Hemi Group rejected, as too indirect or contingent, a claim
by New York City based on a seller’s failure to file reports
that would have helped the City collect taxes. The immediate cause of loss was buyers’ failure to pay those taxes, the
Court observed, and the failure to file reports just took away
one tool for collection. The causal chain in our case is longer
than the one Hemi Group deemed too long. The immediate
effect of wrongful off-label promotion is on physicians’ conduct. Some physicians will change, to some degree, which
drugs they prescribe for what conditions; some patients will
be affected for good (health benefits) or ill (health and financial losses) by the physicians’ decisions; finally some of the
financial costs will be borne by Payors, who are made worse
off to the extent Depakote is more expensive than the drug
that otherwise would have been prescribed (whatever drug
that should have been) but better off to the extent that Depakote is cheaper than that alternative drug.

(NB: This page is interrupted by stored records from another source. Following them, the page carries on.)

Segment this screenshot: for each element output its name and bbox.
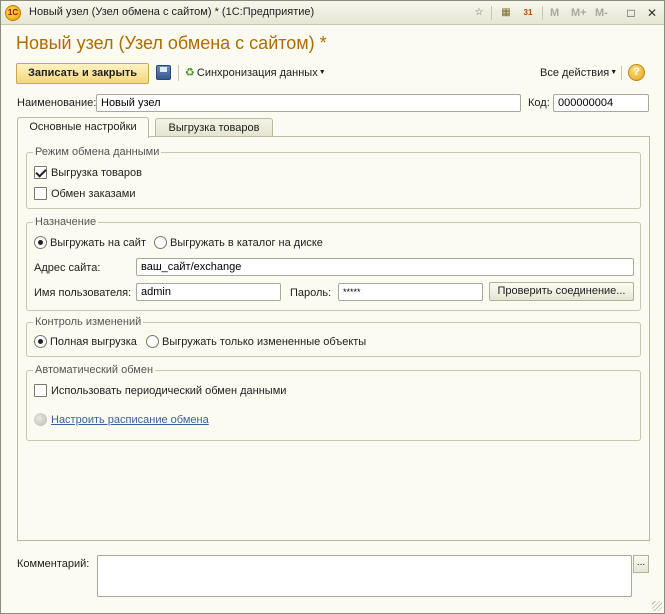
calculator-icon[interactable]: ▦ <box>498 5 514 21</box>
chevron-down-icon: ▼ <box>610 69 618 76</box>
tab-panel-main-settings: Режим обмена данными Выгрузка товаров Об… <box>17 136 650 541</box>
window-title: Новый узел (Узел обмена с сайтом) * (1С:… <box>29 6 315 18</box>
save-and-close-button[interactable]: Записать и закрыть <box>16 63 149 84</box>
sync-data-label: Синхронизация данных <box>196 67 318 79</box>
exchange-mode-title: Режим обмена данными <box>33 145 162 159</box>
full-export-label[interactable]: Полная выгрузка <box>50 335 137 349</box>
full-export-radio[interactable] <box>34 335 47 348</box>
order-exchange-checkbox[interactable] <box>34 187 47 200</box>
all-actions-button[interactable]: Все действия▼ <box>540 66 617 80</box>
memory-m-minus-button[interactable]: M- <box>595 5 608 21</box>
changed-only-label[interactable]: Выгружать только измененные объекты <box>162 335 366 349</box>
commandbar-separator <box>621 66 622 80</box>
schedule-icon <box>34 413 47 426</box>
auto-exchange-title: Автоматический обмен <box>33 363 156 377</box>
1c-app-icon[interactable]: 1С <box>5 5 21 21</box>
password-label: Пароль: <box>290 287 332 299</box>
site-address-label: Адрес сайта: <box>34 262 101 274</box>
site-address-input[interactable]: ваш_сайт/exchange <box>136 258 634 276</box>
destination-group: Назначение Выгружать на сайт Выгружать в… <box>26 215 641 311</box>
close-icon[interactable]: ✕ <box>644 5 660 21</box>
auto-exchange-group: Автоматический обмен Использовать период… <box>26 363 641 441</box>
periodic-exchange-checkbox[interactable] <box>34 384 47 397</box>
export-to-disk-label[interactable]: Выгружать в каталог на диске <box>170 236 323 250</box>
chevron-down-icon: ▼ <box>318 69 326 76</box>
order-exchange-label[interactable]: Обмен заказами <box>51 187 136 201</box>
form-window: 1С Новый узел (Узел обмена с сайтом) * (… <box>0 0 665 614</box>
export-goods-checkbox[interactable] <box>34 166 47 179</box>
export-to-site-label[interactable]: Выгружать на сайт <box>50 236 146 250</box>
memory-m-button[interactable]: M <box>550 5 559 21</box>
tab-goods-export[interactable]: Выгрузка товаров <box>155 118 273 138</box>
exchange-mode-group: Режим обмена данными Выгрузка товаров Об… <box>26 145 641 209</box>
form-title: Новый узел (Узел обмена с сайтом) * <box>16 33 327 53</box>
export-to-site-radio[interactable] <box>34 236 47 249</box>
help-button[interactable]: ? <box>628 64 645 81</box>
configure-schedule-link[interactable]: Настроить расписание обмена <box>51 413 209 427</box>
name-input[interactable]: Новый узел <box>96 94 521 112</box>
tab-main-settings[interactable]: Основные настройки <box>17 117 149 138</box>
password-input[interactable]: ***** <box>338 283 483 301</box>
titlebar-separator <box>491 6 492 20</box>
code-input[interactable]: 000000004 <box>553 94 649 112</box>
titlebar: 1С Новый узел (Узел обмена с сайтом) * (… <box>1 1 664 25</box>
comment-label: Комментарий: <box>17 558 90 570</box>
username-input[interactable]: admin <box>136 283 281 301</box>
export-goods-label[interactable]: Выгрузка товаров <box>51 166 142 180</box>
sync-data-button[interactable]: ♻ Синхронизация данных▼ <box>185 66 326 82</box>
calendar-icon[interactable]: 31 <box>520 5 536 21</box>
export-to-disk-radio[interactable] <box>154 236 167 249</box>
comment-open-button[interactable]: ... <box>633 555 649 573</box>
all-actions-label: Все действия <box>540 67 610 79</box>
change-control-group: Контроль изменений Полная выгрузка Выгру… <box>26 315 641 357</box>
sync-icon: ♻ <box>185 67 195 79</box>
commandbar-separator <box>178 65 179 81</box>
changed-only-radio[interactable] <box>146 335 159 348</box>
username-label: Имя пользователя: <box>34 287 132 299</box>
favorite-star-icon[interactable]: ☆ <box>471 5 487 21</box>
memory-m-plus-button[interactable]: M+ <box>571 5 587 21</box>
code-label: Код: <box>528 97 550 109</box>
periodic-exchange-label[interactable]: Использовать периодический обмен данными <box>51 384 286 398</box>
name-label: Наименование: <box>17 97 97 109</box>
maximize-icon[interactable]: □ <box>623 5 639 21</box>
change-control-title: Контроль изменений <box>33 315 144 329</box>
save-icon[interactable] <box>156 65 171 80</box>
titlebar-separator <box>542 6 543 20</box>
check-connection-button[interactable]: Проверить соединение... <box>489 282 634 301</box>
resize-grip-icon[interactable] <box>652 601 662 611</box>
destination-title: Назначение <box>33 215 99 229</box>
comment-textarea[interactable] <box>97 555 632 597</box>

Five other courts of appeals have considered the extent to
which Payors can recover under RICO for wrongs committed while marketing pharmaceuticals. Sergeants Benevolent
Association Health and Welfare Fund v. Sanofi-Aventis U.S. LLP,
806 F.3d 71 (2d Cir. 2015), and UFCW Local 1776 v. Eli Lilly &
Co., 620 F.3d 121 (2d Cir. 2010), hold that there are so many
layers, and so many independent decisions, between promotion and payment that the causal chain is too long to satisfy
the Supreme Court’s requirements. Two other circuits agree
and deem this so straightforward that they have issued nonprecedential decisions. United Food & Commercial Workers
Health & Welfare Fund v. Amgen, Inc., 400 F. App’x 255 (9th
Cir. 2010); Southeast Laborers Health & Welfare Fund v. Bayer
Corp., 444 F. App’x 401 (11th Cir. 2011). See also Ironworkers
Local Union 68 v. AstraZeneca Pharmaceuticals, LP, 634 F.3d
1352, 1370 (11th Cir. 2011) (Martin, J., concurring) (agreeing
with the Second Circuit).
In re Avandia Marketing, Sales Practices & Product Liability
Litigation, 804 F.3d 633 (3d Cir. 2015), agrees with the Second
Circuit’s position as a rule but held that recovery under
RICO is possible when misrepresentations are made directly
to Payors, leading them to add certain drugs to their formularies, which means that they pay more per prescription than
they would otherwise. Finally, In re Neurontin Marketing &
Sales Practices Litigation, 712 F.3d 21 (1st Cir. 2013), while
agreeing with the Third Circuit about the consequences of
misrepresentations directly to Payors, implies disagreement
with the other four circuits about the possibility of Payors’
recovery for misrepresentations made to physicians. The
implication of Neurontin may be short of a holding, but to
the extent there is a conflict the Second Circuit has this right.
Like it, we hold that improper representations made to physicians do not support a RICO claim by Payors, several levels removed in the causal sequence. Public prosecution
avoids these problems, so Abbott’s criminal conviction and
$1.6 billion payment were the proper remedies.